People with social phobia are afraid of doing common things in front of other people. For example, they might be afraid to sign a check in front of a cashier at the grocery store, or they might be afraid to eat or drink in front of other people, or use a public restroom. Most people who have social phobia know that they shouldn't be as afraid as they are, but they can't control their fear. Sometimes, they end up staying away from places or events where they think they might have to do something that will embarrass them. For some people, social phobia is a problem only in certain situations, while others have symptoms in almost any social situation.
Kids, teens, and adults can have social phobia. Most of the time, it starts when a person is young. Like other anxiety-based problems, social phobia develops because of a combination of three factors:
- A person's biological makeup.
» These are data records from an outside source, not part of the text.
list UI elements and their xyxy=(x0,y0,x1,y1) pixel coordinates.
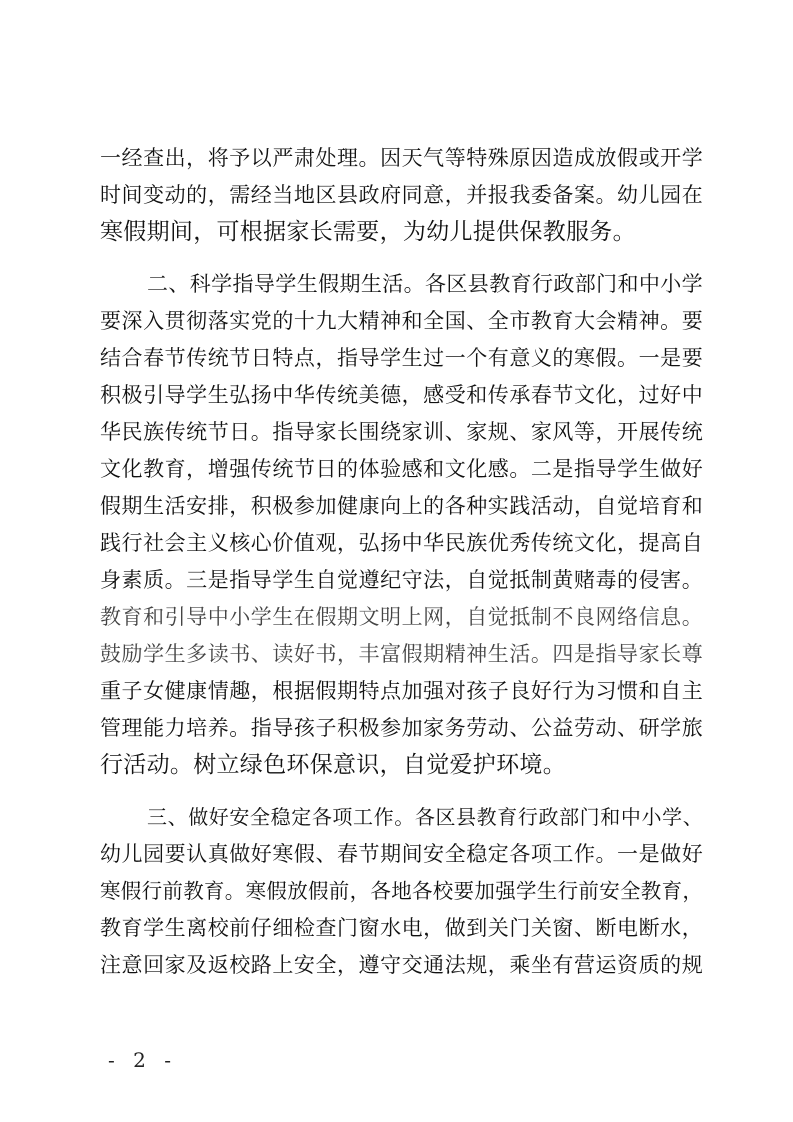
text-line: 行活动。树立绿色环保意识，自觉爱护环境。 xyxy=(100,752,566,778)
document-body xyxy=(100,140,703,984)
text-line: 身素质。三是指导学生自觉遵纪守法，自觉抵制黄赌毒的侵害。 xyxy=(100,568,703,592)
text-line: 寒假行前教育。寒假放假前，各地各校要加强学生行前安全教育， xyxy=(100,879,704,903)
text-line: 践行社会主义核心价值观，弘扬中华民族优秀传统文化，提高自 xyxy=(100,531,703,555)
paragraph-3 xyxy=(100,799,703,984)
text-line: 一经查出，将予以严肃处理。因天气等特殊原因造成放假或开学 xyxy=(100,146,703,170)
paragraph-2 xyxy=(100,266,703,784)
text-line: 重子女健康情趣，根据假期特点加强对孩子良好行为习惯和自主 xyxy=(100,679,703,703)
paragraph-1 xyxy=(100,140,703,251)
text-line: 教育和引导中小学生在假期文明上网，自觉抵制不良网络信息。 xyxy=(100,605,703,629)
page-number: - 2 - xyxy=(108,1048,177,1072)
text-line: 假期生活安排，积极参加健康向上的各种实践活动，自觉培育和 xyxy=(100,494,703,518)
text-line: 注意回家及返校路上安全，遵守交通法规，乘坐有营运资质的规 xyxy=(100,953,703,977)
text-line: 管理能力培养。指导孩子积极参加家务劳动、公益劳动、研学旅 xyxy=(100,716,703,740)
text-line: 要深入贯彻落实党的十九大精神和全国、全市教育大会精神。要 xyxy=(100,309,703,333)
text-line: 幼儿园要认真做好寒假、春节期间安全稳定各项工作。一是做好 xyxy=(100,842,703,866)
text-line: 三、做好安全稳定各项工作。各区县教育行政部门和中小学、 xyxy=(147,805,703,829)
text-line: 文化教育，增强传统节日的体验感和文化感。二是指导学生做好 xyxy=(100,457,703,481)
text-line: 结合春节传统节日特点，指导学生过一个有意义的寒假。一是要 xyxy=(100,346,703,370)
text-line: 寒假期间，可根据家长需要，为幼儿提供保教服务。 xyxy=(100,219,636,245)
text-line: 积极引导学生弘扬中华传统美德，感受和传承春节文化，过好中 xyxy=(100,383,703,407)
text-line: 教育学生离校前仔细检查门窗水电，做到关门关窗、断电断水， xyxy=(100,916,703,940)
text-line: 时间变动的，需经当地区县政府同意，并报我委备案。幼儿园在 xyxy=(100,183,703,207)
text-line: 二、科学指导学生假期生活。各区县教育行政部门和中小学 xyxy=(147,272,703,296)
text-line: 鼓励学生多读书、读好书，丰富假期精神生活。四是指导家长尊 xyxy=(100,642,703,666)
text-line: 华民族传统节日。指导家长围绕家训、家规、家风等，开展传统 xyxy=(100,420,703,444)
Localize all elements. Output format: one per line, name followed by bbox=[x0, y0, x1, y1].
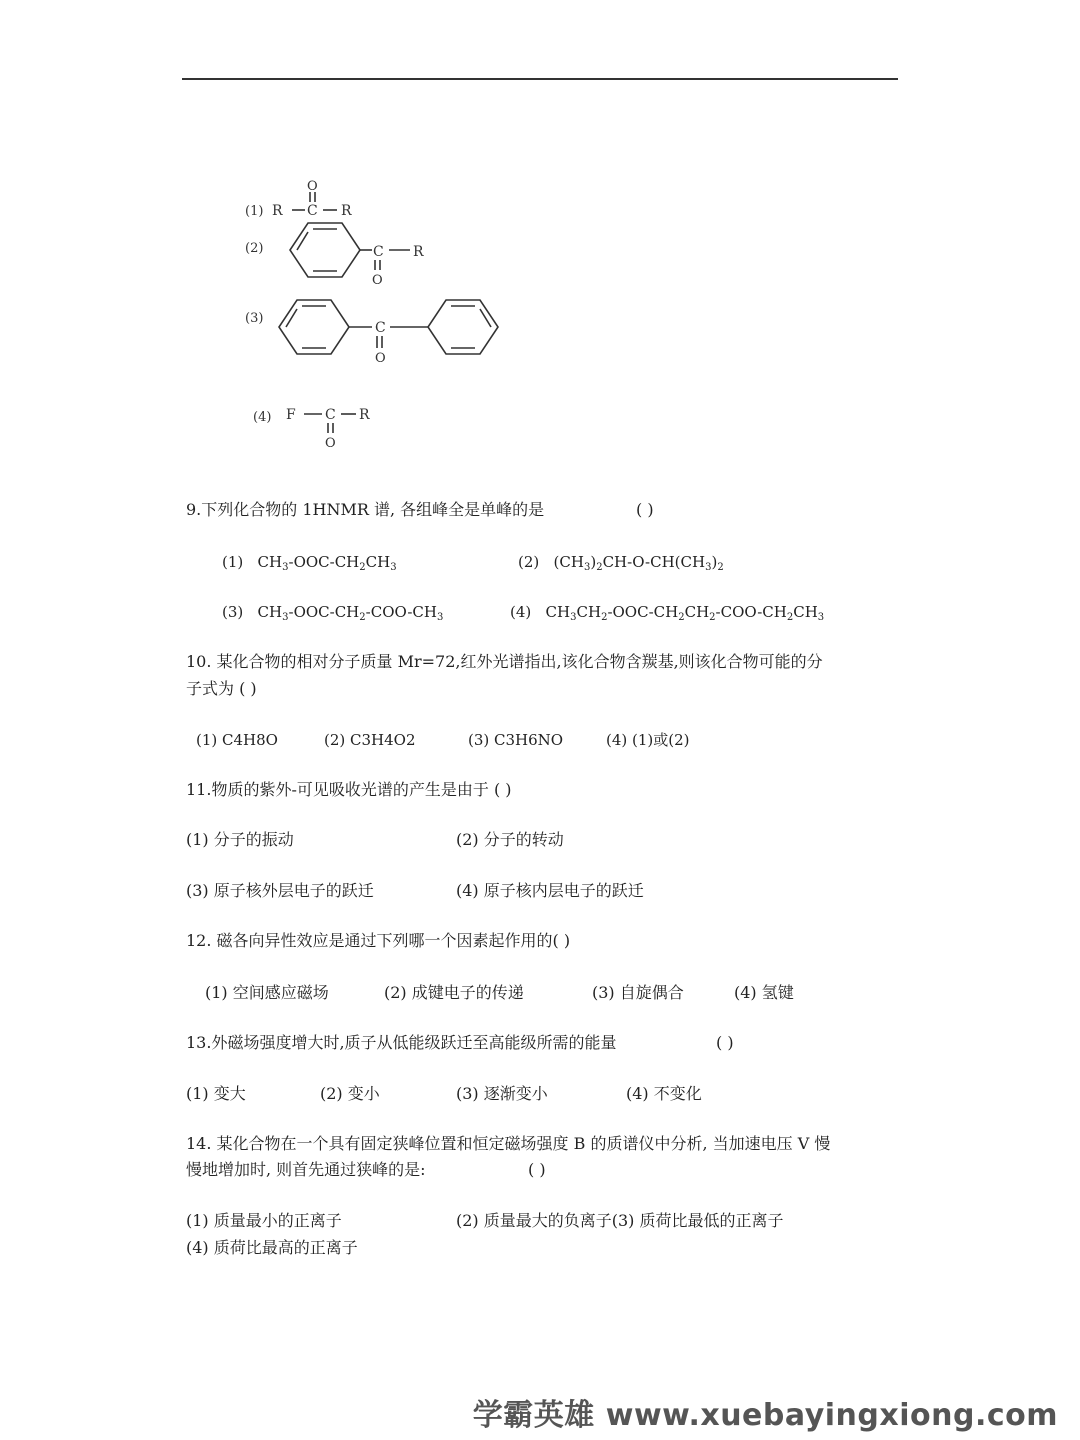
structure-1-carbon: C bbox=[307, 203, 318, 219]
q12-option-4: (4) 氢键 bbox=[734, 983, 794, 1002]
q9-option-3-num: (3) bbox=[222, 603, 244, 621]
q10-option-1: (1) C4H8O bbox=[196, 731, 278, 749]
q13-stem: 13.外磁场强度增大时,质子从低能级跃迁至高能级所需的能量 bbox=[186, 1033, 617, 1052]
q14-option-2-3: (2) 质量最大的负离子(3) 质荷比最低的正离子 bbox=[456, 1211, 784, 1230]
structure-1-right-group: R bbox=[341, 203, 352, 219]
structure-1 bbox=[245, 179, 352, 219]
structure-2-number: (2) bbox=[245, 241, 264, 256]
structure-2 bbox=[245, 223, 424, 288]
q14-option-4: (4) 质荷比最高的正离子 bbox=[186, 1238, 358, 1257]
q12-option-2: (2) 成键电子的传递 bbox=[384, 983, 524, 1002]
structure-3-carbon: C bbox=[375, 320, 386, 336]
q10-option-2: (2) C3H4O2 bbox=[324, 731, 416, 749]
structure-1-left-group: R bbox=[272, 203, 283, 219]
q13-option-1: (1) 变大 bbox=[186, 1084, 246, 1103]
structure-1-oxygen: O bbox=[307, 179, 318, 194]
q9-option-2-num: (2) bbox=[518, 553, 540, 571]
q12-option-3: (3) 自旋偶合 bbox=[592, 983, 684, 1002]
q10-option-4: (4) (1)或(2) bbox=[606, 731, 690, 749]
structure-2-right-group: R bbox=[413, 244, 424, 260]
q10-line-1: 10. 某化合物的相对分子质量 Mr=72,红外光谱指出,该化合物含羰基,则该化合物可能的分 bbox=[186, 652, 823, 671]
q11-option-2: (2) 分子的转动 bbox=[456, 830, 564, 849]
q11-option-1: (1) 分子的振动 bbox=[186, 830, 294, 849]
structure-4-right-group: R bbox=[359, 407, 370, 423]
q9-option-1-num: (1) bbox=[222, 553, 244, 571]
q11-option-4: (4) 原子核内层电子的跃迁 bbox=[456, 881, 644, 900]
structure-4 bbox=[253, 407, 370, 451]
q9-option-4-num: (4) bbox=[510, 603, 532, 621]
structure-4-left-group: F bbox=[286, 407, 296, 423]
structure-3-oxygen: O bbox=[375, 351, 386, 366]
q9-option-4: (4) $CH_3CH_2-OOC-CH_2CH_2-COO-CH_2CH_3$ bbox=[510, 603, 825, 623]
q9-option-1: (1) $CH_3-OOC-CH_2CH_3$ bbox=[222, 553, 397, 573]
structure-1-number: (1) bbox=[245, 204, 264, 219]
q14-line-1: 14. 某化合物在一个具有固定狭峰位置和恒定磁场强度 B 的质谱仪中分析, 当加速电压 V 慢 bbox=[186, 1134, 831, 1153]
q13-option-3: (3) 逐渐变小 bbox=[456, 1084, 548, 1103]
structure-3 bbox=[245, 300, 498, 366]
structure-2-oxygen: O bbox=[372, 273, 383, 288]
structure-4-carbon: C bbox=[325, 407, 336, 423]
q14-line-2: 慢地增加时, 则首先通过狭峰的是: bbox=[186, 1160, 426, 1179]
q9-option-3: (3) $CH_3-OOC-CH_2-COO-CH_3$ bbox=[222, 603, 444, 623]
structure-4-oxygen: O bbox=[325, 436, 336, 451]
q13-option-2: (2) 变小 bbox=[320, 1084, 380, 1103]
q13-option-4: (4) 不变化 bbox=[626, 1084, 702, 1103]
structure-2-carbon: C bbox=[373, 244, 384, 260]
q14-option-1: (1) 质量最小的正离子 bbox=[186, 1211, 342, 1230]
q10-option-3: (3) C3H6NO bbox=[468, 731, 564, 749]
site-watermark: 学霸英雄 www.xuebayingxiong.com bbox=[472, 1398, 1058, 1433]
q11-option-3: (3) 原子核外层电子的跃迁 bbox=[186, 881, 374, 900]
q14-answer-paren: ( ) bbox=[528, 1160, 546, 1179]
q9-stem: 9.下列化合物的 1HNMR 谱, 各组峰全是单峰的是 bbox=[186, 500, 545, 519]
q12-option-1: (1) 空间感应磁场 bbox=[205, 983, 329, 1002]
q12-stem: 12. 磁各向异性效应是通过下列哪一个因素起作用的( ) bbox=[186, 931, 571, 950]
q10-line-2: 子式为 ( ) bbox=[186, 679, 257, 698]
q9-answer-paren: ( ) bbox=[636, 500, 654, 519]
carbonyl-structures-figure bbox=[0, 0, 1080, 470]
q11-stem: 11.物质的紫外-可见吸收光谱的产生是由于 ( ) bbox=[186, 780, 512, 799]
structure-3-number: (3) bbox=[245, 311, 264, 326]
structure-4-number: (4) bbox=[253, 410, 272, 425]
q13-answer-paren: ( ) bbox=[716, 1033, 734, 1052]
q9-option-2: (2) $(CH_3)_2CH-O-CH(CH_3)_2$ bbox=[518, 553, 724, 573]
Social phobia could be partly due to the genes and temperament a person inherits. Inherited genetic traits from parents and other relatives can influence how the brain senses and regulates anxiety, shyness, nervousness, and stress reactions. Likewise, some people are born with a shy temperament and tend to be cautious and sensitive in new situations and prefer what's familiar. Most people who develop social phobia have always had a shy temperament.
- Behaviors learned from role models (especially parents). A person's naturally shy temperament can be influenced by what he or she learns from role models. If parents or others react by overprotecting a child who is shy, the child won't have a chance to get used to new situations and new people. Over time, shyness can build into social phobia.
- Life events and experiences. If people born with a cautious nature have stressful experiences, it can make them even more cautious and shy. Feeing pressured to interact in ways they don't feel ready for, being criticized or humiliated, or having other fears and worries can make it more likely for a shy or fearful person to develop social anxiety.
People who constantly receive critical or disapproving reactions may grow to expect that others will judge them negatively. Being teased or bullied will make people who are already shy likely to retreat into their shells even more. They'll be scared of making a mistake or disappointing someone, and will be more sensitive to criticism.
People with social phobia can learn to manage fear, develop confidence and coping skills, and stop avoiding things that make them anxious. But it's not always easy. Overcoming social phobia means getting up the courage it takes to go beyond what's comfortable, little by little.
Social phobia is generally treated with psychotherapy, medication, or both.
Here's who can support and guide people in overcoming social phobia:
- Therapists can help people recognize the physical sensations caused by fight-flight and teach them to interpret these sensations more accurately. Therapists can help people create a plan for facing social fears one by one, and help them build the skills and confidence to do it. This includes practicing new behaviors. Sometimes, but not always, medications that reduce anxiety are used as part of the treatment for social phobia.
- Family or friends are especially important for people who are dealing with social phobia. The right support from a few key people can help those with social phobia gather the courage to go outside their comfort zone and try something new.
Dealing with social phobia takes patience, courage to face fears and try new things, and the willingness to practice. It takes a commitment to go forward rather than back away when feeling shy.